Herkesi mızraklardan korumakla o kadar meşguldü ki arkasına gizlenen Tek Boynuzlu Altın İblis’i fark etmedi.
“Bundan hoşlanmıyorum ama yapılması gerekiyor,” Kinkaku altın kılıcını Şifon’un arkasından ileri doğru iterek onun göğsünü deldi. “Beni affet küçüğüm.”

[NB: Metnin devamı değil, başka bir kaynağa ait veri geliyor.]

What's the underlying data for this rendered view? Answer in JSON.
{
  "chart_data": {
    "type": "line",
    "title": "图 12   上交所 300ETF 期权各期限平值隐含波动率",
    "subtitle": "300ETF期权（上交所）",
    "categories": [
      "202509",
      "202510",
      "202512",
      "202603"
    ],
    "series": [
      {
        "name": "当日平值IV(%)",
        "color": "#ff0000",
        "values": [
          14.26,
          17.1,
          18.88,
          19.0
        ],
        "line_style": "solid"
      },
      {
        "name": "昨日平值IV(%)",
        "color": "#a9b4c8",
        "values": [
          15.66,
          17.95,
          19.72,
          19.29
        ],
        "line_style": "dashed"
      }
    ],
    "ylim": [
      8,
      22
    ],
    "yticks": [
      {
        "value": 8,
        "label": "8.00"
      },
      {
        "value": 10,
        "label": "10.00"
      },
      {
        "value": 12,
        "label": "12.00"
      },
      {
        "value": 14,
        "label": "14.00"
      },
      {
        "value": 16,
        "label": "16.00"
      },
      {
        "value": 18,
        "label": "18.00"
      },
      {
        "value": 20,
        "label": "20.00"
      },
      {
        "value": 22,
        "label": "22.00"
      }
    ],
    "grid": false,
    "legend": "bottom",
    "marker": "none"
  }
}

Pembe saçlı kızın dev bedeni yere çökmeden önce yavaşça küçüldü. Göğsünde, eskiden kalbinin olduğu yerde kanlı bir delik görülebiliyordu. Başının üzerindeki karanlık gökyüzüne boş boş bakarken, parlaklıklarını tamamen kaybetmeden önce gözlerinin kenarından tek bir yaş düştü.
Lilith, canını almaya çalışan kara mızrakları saptırırken üzüntüyle haykırdı. Neyse ki Gleipnir, sevdikleri adamı korumaya çalışan düşmüş kız kardeşlerine doğru ilerlerken hayatını güvende tutacak kadar güçlüydü.
Bir an sonra Ashe’in, Prenses Sidonie’nin ve Chiffon’un bedenlerinden göz kamaştırıcı birkaç ışık küresi uçtu. Hepsi, ruhlarına açgözlülükle bakan Şeytanlar Tanrısı’na doğru uçtu.